Invention. Mark Lewis, United Kingdom/Canada World Premiere
Shot in Paris, São Paulo and Toronto, Mark Lewis’ anthology of films captures the ever-changing textures of these cities through moving images of glass, light, shadows and reflections, offering homage to the City Symphony films of the 1920s, while also juxtaposing modernist architecture with the compositional structures of old master paintings.
Minotaur. Nicolás Pereda, Mexico/Canada World Premiere
Acclaimed Mexican-Canadian auteur Nicolás Pereda (Greatest Hits) returns to the Festival with this lovely, wraithlike fantasy that observes three thirty-somethings as they sleep, dream, read and receive visitors in a Mexico City apartment.
Free and open to the public during the Festival, the following Wavelengths Installations will be showcased at various venues throughout downtown Toronto:
Bring Me The Head of Tim Horton. Guy Maddin, Evan Johnson and Galen Johnson World Premiere
Guided by the spirit of Maddin’s “Cuadecec Manifesto” (which calls for makings-of en masse), Bring Me the Head of Tim Horton is a strange and stirring behind-the-scenes look at Paul Gross’s new feature, Hyena Road. Shot on location at CFB Shilo near Brandon, Manitoba and in Aqaba, Jordan, the film summons psychedelic energy from the main event. Presented at TIFF Bell Lightbox, Reitman Square, 350 King Street West.

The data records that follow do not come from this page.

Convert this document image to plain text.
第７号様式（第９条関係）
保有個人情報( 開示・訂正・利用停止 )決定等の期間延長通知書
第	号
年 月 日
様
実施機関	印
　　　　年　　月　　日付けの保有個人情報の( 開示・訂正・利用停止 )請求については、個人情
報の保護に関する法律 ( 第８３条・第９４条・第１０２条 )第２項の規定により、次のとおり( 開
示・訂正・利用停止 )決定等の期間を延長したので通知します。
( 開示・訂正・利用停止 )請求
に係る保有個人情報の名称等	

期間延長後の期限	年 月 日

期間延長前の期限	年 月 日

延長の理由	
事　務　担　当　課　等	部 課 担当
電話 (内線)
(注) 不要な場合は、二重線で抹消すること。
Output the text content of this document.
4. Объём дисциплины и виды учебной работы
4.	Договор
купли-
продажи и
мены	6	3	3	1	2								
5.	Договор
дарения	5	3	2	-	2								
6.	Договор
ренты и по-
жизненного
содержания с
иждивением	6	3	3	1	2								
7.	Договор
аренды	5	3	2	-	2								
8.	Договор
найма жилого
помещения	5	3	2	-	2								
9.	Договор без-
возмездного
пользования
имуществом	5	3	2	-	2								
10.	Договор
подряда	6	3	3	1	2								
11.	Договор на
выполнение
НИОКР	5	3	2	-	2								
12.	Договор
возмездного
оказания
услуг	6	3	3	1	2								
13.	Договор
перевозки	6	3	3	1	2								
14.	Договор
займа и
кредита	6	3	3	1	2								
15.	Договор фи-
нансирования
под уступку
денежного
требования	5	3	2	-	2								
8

The Forbidden Room – A Living Poster. Galen Johnson World Premiere
Initially designed to promote Evan Johnson and Guy Maddin’s The Forbidden Room, A Living Poster employs the same digital techniques used to create the text-based intertitles and treat the footage within the film. A looping collection of living, moving, morphing posters, it blurs the boundaries between poster and trailer and suggests an anachronistic collision between digitally corrupted video files and a damaged film print from the silent era forming a beguiling hybrid aesthetic of digital data loss and decaying analogue emulsion. Presented at TIFF Bell Lightbox, Reitman Square, 350 King Street West.
La Giubba. Tony Romano and Corin Sworn, Canada/United Kingdom World Premiere
The first major collaboration between Canadian artist Tony Romano and English-born, Toronto-raised Corin Sworn, La Giubba follows the intersections of five drifters over the course of two summer days in southern Italy. This installation is presented in partnership with Clint Roenisch Gallery (190 St Helens Ave, Toronto).
Stories are Meaning-Making Machines. Annie MacDonnell and Maïder Fortuné, France/Canada International Premiere
A live in-cinema reading at TIFF Bell Lightbox performed by Canadian artist Annie MacDonnell and French artist Maïder Fortuné which explores a new form of cinematic memory. Originally commissioned by Le Centre Pompidou’s Hors Pistes Festival, Paris.
Deepa Mehta’s Beeba Boys, Jon Cassar’s Forsaken, Paul Gross’ Hyena Road (Hyena Road: Le Chemin du Combat), and Atom Egoyan’s Remember are Canadian features previously announced in the Galas Programme.